What tangible steps can an international policy institute like IIEP take? We can create a space for key issues facing America to be discussed and addressed through a global lens. Other societies are working through social cleavages emanating from race, color, or ethnicity. Other economies are achieving high living standards with remarkably low income inequality levels. Many countries have substantially different governance structures for policing, with significantly fewer police-related deaths. Some are taking radical action to meet international greenhouse targets or to prepare for the inequality-enhancing impacts of climate change. The United States has an abundance of material, intellectual, and spiritual resources. However, when it comes to its most challenging issues – such as racial justice, inequality, poverty, climate change, public health, or economic crises – America simply does not have all the answers.

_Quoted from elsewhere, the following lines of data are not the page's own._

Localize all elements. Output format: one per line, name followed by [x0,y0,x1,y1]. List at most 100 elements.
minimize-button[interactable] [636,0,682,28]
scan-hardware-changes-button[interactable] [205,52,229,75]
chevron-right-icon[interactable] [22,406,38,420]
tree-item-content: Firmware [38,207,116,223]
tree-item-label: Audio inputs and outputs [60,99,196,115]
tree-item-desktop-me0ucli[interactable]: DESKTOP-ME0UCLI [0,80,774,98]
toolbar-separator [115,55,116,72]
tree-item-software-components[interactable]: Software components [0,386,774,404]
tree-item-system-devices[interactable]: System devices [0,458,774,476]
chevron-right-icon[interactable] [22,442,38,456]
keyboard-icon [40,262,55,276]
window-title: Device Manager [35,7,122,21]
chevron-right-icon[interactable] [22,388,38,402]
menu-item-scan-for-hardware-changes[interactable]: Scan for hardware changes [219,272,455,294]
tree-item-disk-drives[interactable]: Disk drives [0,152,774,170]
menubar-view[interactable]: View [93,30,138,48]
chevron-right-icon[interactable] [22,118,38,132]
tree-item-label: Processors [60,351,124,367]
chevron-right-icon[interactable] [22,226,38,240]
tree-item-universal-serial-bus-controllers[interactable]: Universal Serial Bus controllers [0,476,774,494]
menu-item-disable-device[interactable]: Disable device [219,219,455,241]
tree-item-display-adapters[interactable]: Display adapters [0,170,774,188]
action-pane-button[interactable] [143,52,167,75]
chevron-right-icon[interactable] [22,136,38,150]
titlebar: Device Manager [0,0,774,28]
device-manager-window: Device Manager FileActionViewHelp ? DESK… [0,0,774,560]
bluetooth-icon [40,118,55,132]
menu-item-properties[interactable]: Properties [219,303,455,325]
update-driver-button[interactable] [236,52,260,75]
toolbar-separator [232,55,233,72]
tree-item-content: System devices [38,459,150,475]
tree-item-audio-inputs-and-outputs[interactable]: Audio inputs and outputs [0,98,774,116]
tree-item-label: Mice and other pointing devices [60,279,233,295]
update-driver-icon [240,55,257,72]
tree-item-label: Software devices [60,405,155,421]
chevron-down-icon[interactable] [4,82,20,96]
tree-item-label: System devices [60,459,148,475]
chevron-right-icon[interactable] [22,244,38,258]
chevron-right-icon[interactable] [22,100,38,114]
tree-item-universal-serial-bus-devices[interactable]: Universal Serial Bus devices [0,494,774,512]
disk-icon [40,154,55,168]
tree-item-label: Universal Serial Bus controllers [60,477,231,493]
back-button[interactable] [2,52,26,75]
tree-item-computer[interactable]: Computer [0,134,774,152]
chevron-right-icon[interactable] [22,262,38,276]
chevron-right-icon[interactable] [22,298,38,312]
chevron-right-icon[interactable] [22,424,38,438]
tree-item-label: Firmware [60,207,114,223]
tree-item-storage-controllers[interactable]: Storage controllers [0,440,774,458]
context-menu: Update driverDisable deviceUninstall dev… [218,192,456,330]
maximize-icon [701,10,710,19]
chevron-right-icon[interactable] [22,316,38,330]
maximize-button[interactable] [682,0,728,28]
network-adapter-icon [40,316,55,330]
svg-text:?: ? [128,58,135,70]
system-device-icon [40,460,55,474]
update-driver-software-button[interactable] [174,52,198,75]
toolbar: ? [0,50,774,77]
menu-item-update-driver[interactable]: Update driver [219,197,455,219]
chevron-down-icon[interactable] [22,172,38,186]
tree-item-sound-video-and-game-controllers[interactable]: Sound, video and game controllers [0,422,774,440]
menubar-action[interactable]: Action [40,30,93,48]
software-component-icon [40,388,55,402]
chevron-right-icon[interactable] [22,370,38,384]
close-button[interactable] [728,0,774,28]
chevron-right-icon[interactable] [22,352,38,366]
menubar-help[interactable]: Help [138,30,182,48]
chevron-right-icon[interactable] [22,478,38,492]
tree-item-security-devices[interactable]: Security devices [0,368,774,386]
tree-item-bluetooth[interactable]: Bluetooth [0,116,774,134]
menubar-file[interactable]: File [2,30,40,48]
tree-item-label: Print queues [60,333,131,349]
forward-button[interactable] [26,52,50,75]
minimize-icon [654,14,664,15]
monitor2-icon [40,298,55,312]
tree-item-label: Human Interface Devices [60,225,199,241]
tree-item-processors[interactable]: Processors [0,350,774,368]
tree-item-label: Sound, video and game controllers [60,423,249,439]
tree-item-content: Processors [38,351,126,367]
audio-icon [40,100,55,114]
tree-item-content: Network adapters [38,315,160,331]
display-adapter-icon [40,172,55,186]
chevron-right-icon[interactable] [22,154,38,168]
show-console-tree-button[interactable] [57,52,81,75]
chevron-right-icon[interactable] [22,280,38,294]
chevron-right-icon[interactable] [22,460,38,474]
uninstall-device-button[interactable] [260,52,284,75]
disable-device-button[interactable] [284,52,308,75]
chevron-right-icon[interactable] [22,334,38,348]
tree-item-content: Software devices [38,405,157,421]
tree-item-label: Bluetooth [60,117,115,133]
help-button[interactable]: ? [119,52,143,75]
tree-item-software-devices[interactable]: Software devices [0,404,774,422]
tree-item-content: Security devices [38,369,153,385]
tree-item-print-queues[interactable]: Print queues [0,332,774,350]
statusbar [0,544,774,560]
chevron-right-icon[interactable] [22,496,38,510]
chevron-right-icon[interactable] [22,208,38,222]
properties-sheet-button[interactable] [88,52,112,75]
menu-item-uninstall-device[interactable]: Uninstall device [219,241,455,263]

The international initiatives championed by IIEP – poverty, governance, climate change, and economic relations – have special relevance within the U.S. right now. As a concrete example from my own research, look at how the U.S. identifies poverty and sufficiency for policy purposes. In America, the official monetary poverty line has remained constant for the last 50 years despite an almost three-fold increase in average (real) incomes. This tells the world that the U.S. has no aspirations for economic growth to be inclusive. Focusing only on monetary indicators ignores the inherent value of a good education, robust health, an adequate living space, personal security, access to social services, and respect; and it ignores their key role in creating opportunities, as the tools people use to improve their own lives. It allows the systematic differences in these crucial dimensions to remain hidden, perpetuating a myth of an equal playing field where poverty and success are attributed purely to individual effort. Many other countries are using a multidimensional definition to identify, monitor and practically address the dimensional deficits that are preventing families from flourishing. Could a national dialogue on multidimensional poverty measures ignite and coordinate public action in America the way it has in other countries? Could it lead the private sector to become accountable partners in the solution, as it has elsewhere?
We invite students, faculty and other stakeholders to join us in applying transformative ideas from the international economic policy arena to America’s challenges.